Dr. Eran Gal is the owner of Workplace Learning & Performance Support and a thought leader in learning trends. At DevLearn, he spoke about integrating formal and informal learning with performance support solutions. He sat with me for a short interview and shared with me his thoughts and insights about the present and the future of Learning and Development (L&D).
As an eLearning thought leader, what was your DevLearn experience like? Which trends caught your eye?
DevLearn was great, but that was no surprise – it’s great every year. It’s always organized according to the highest standards. When you gather the right participants and the right speakers, you can’t miss.
The goal of the conference is to try to look into the future and identify the organizational learning trends to come. It’s usually done with great accuracy, and this year wasn’t any different.
Of all the technologies and innovations presented at the conference, the Digital Badges concept really left a significant impression on me (as well as on many of the other attendees). The Badge system is a digital certification for completing a learning process, and is really starting to catch on in the L&D field — for online CVs and business profiles on social networks like LinkedIn. The Digital Badges add a certificate to the user’s online profile. Any online learning experience gained (watching a video, reading an article, etc.) is documented and added to the user’s online resume.
Another concept that, in my opinion, will be a focal point in the near future is the combining of information systems – “EcoSystems”, under one banner: HR systems, L&D systems and attendance control system – all combined together enabling the organization access to a comprehensive data base yet to be explored by organizations.
Big conventions and gatherings often give a glimpse into the future. What is your take about the future of corporate L&D?
First of all, my opinion is that the future lies in the past. Organizational learning will continue to rely on the familiar elements of “flat learning”, lectures, presentations, practical training, etc.
However, the vector of L&D is going towards online learning, in which knowledge comes from a variety of sources (online articles, Youtube, Whatsapp, etc.) The only problem here is the controlling and monitoring of employee development, and that’s exactly where the Digital Badges fills in the gap. What can also help here is the xAPI protocol, which enables any device, including mobile devices, to report any learning events that occurred on that platform.

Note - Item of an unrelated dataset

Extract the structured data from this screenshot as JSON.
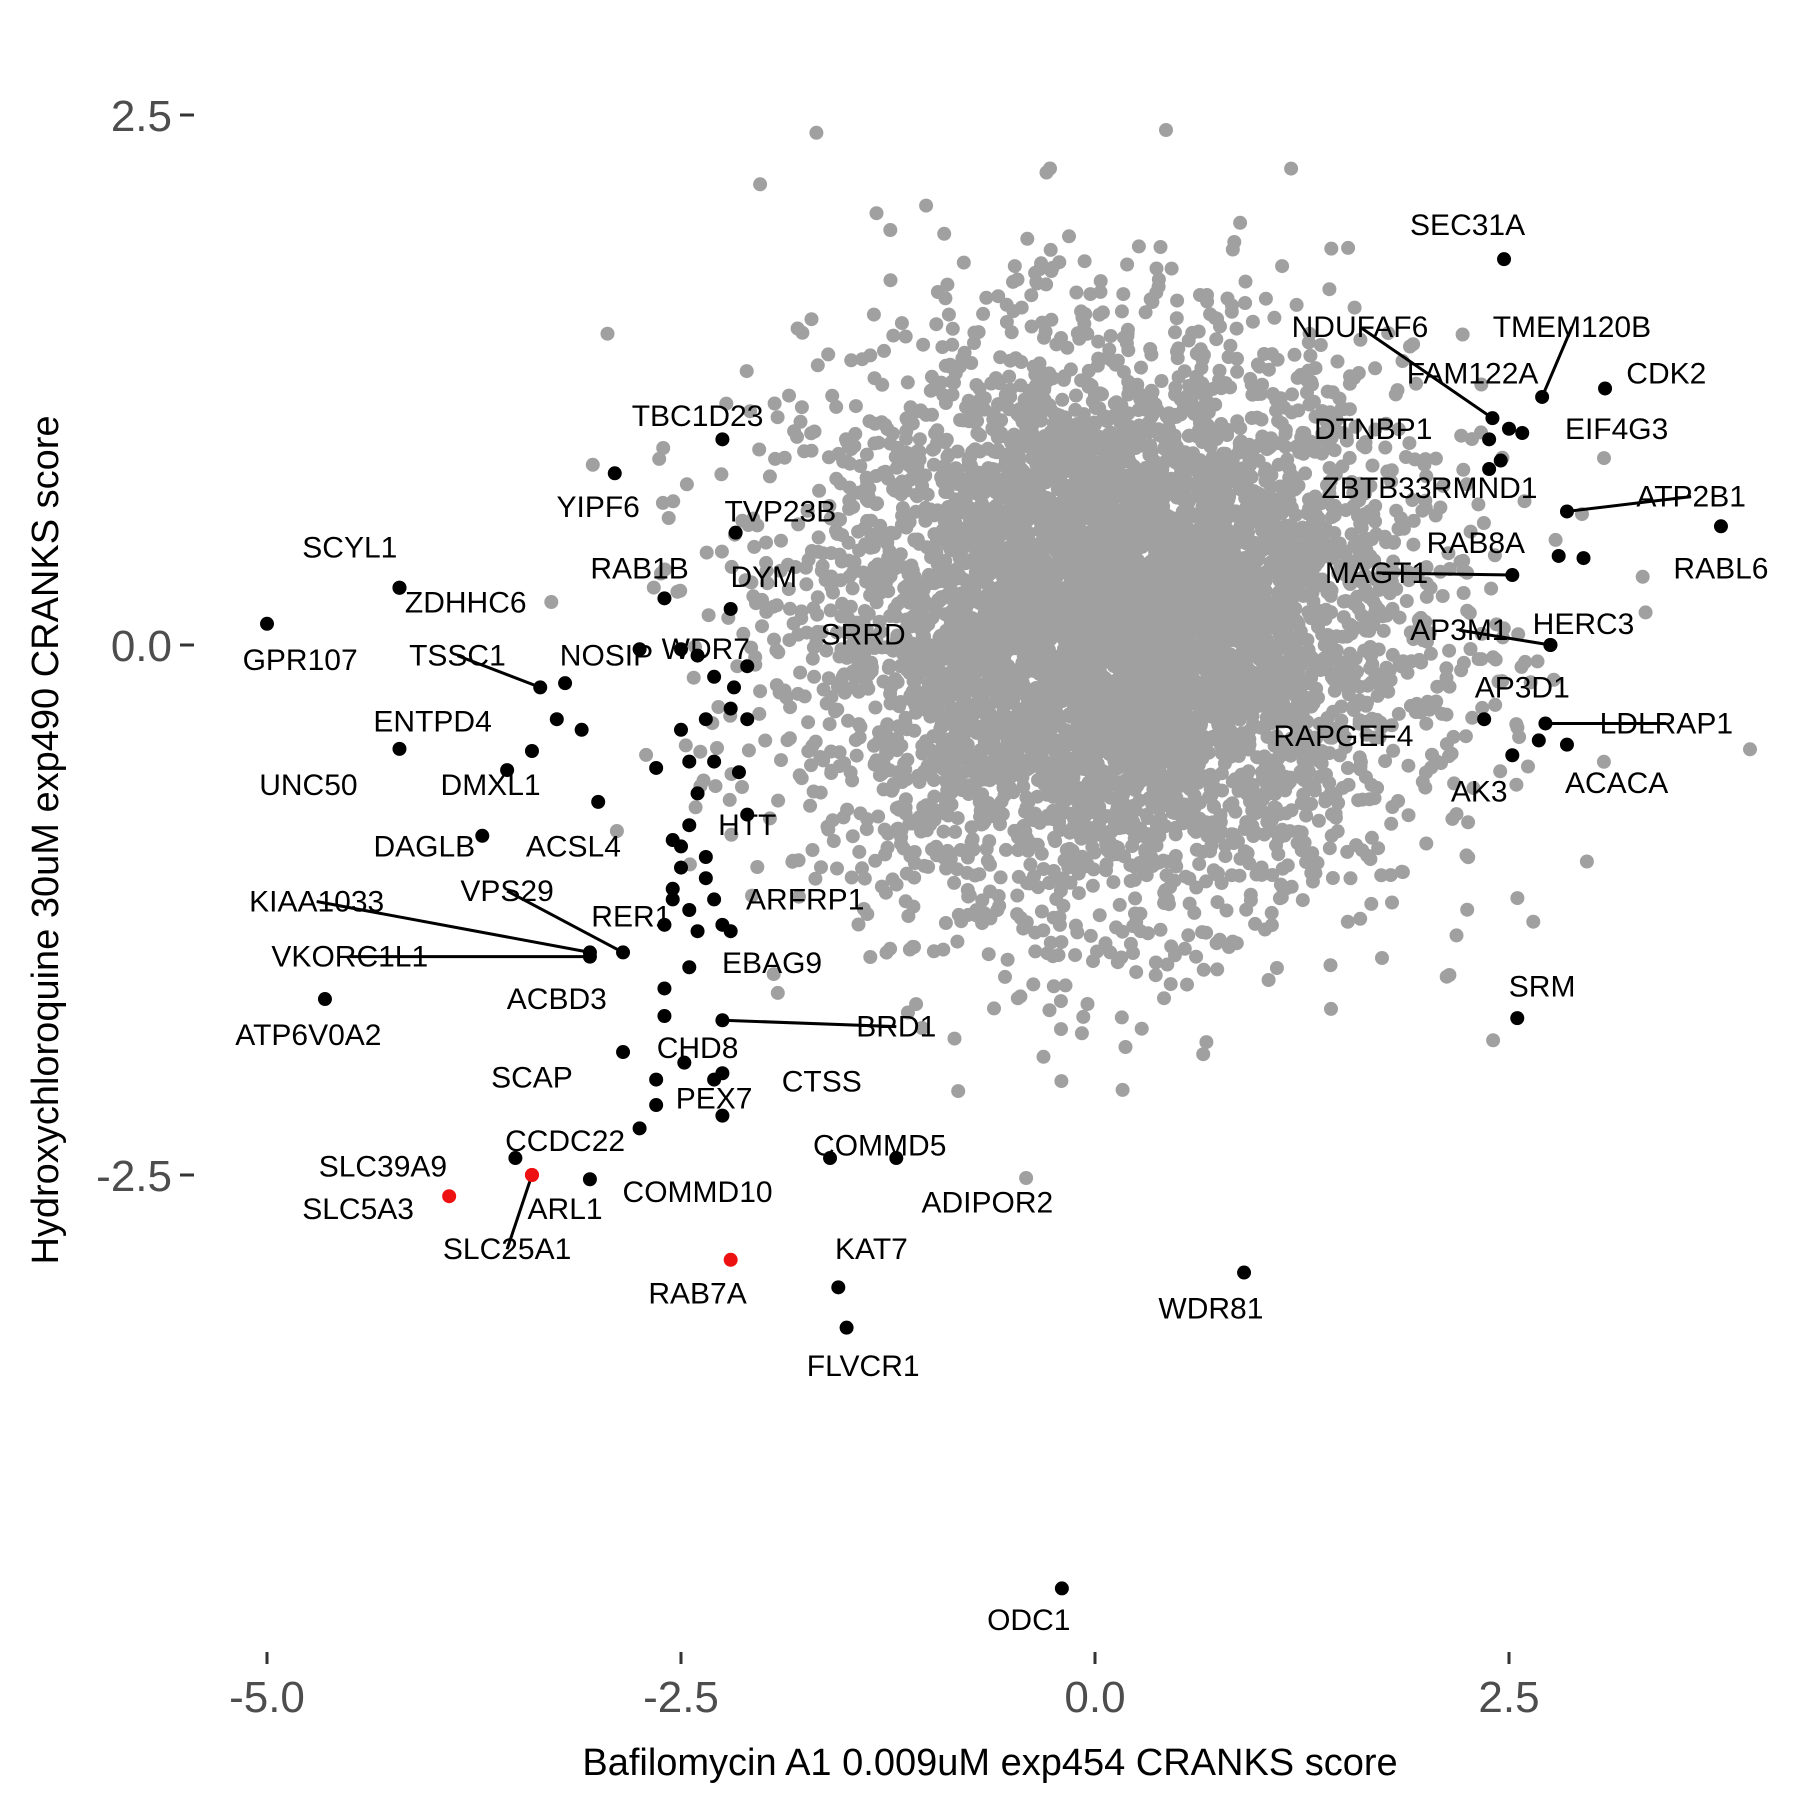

As useful and innovative as this is, it was more popular at DevLearn than it is in the actual day-to-day learning field. But I believe that in 5 years or so, the assimilation of corporate learning programs will be much more developed.
We now hear more and more about unconventional training methods, using mobile phones, for examples.
These may apply more to the Millennial population. But with them working side by side with Baby Boomers, what do you think is the more recommended combination of traditional and “modern” training?
The intergenerational gap always existed.
The development in technology we face in our generation increases it, and the generational gap just continues to grow. For instance, the gap between my children and me is bigger than the gap between me and my father, which is bigger than the gap between him and his father.
There is no way to bridge this gap completely, but we have to always remember that most people are “technological adapters” – for some it takes less time than the others, but eventually most of the people do adapt to new technology. As long as my content is relevant, the tools are intuitive and the UX is good, I can reach most of the population.
When understanding this, we realize that the intergenerational gap is a big problem, but not a fatal one. The picture will change when the next generation will enter the workforce.
There are no generic solutions for this problem. There are many parameters we have to consider, and while calculating them, all we can find a good solution to the current workforce. But, as a rule, always remember to follow the elementary learning principles.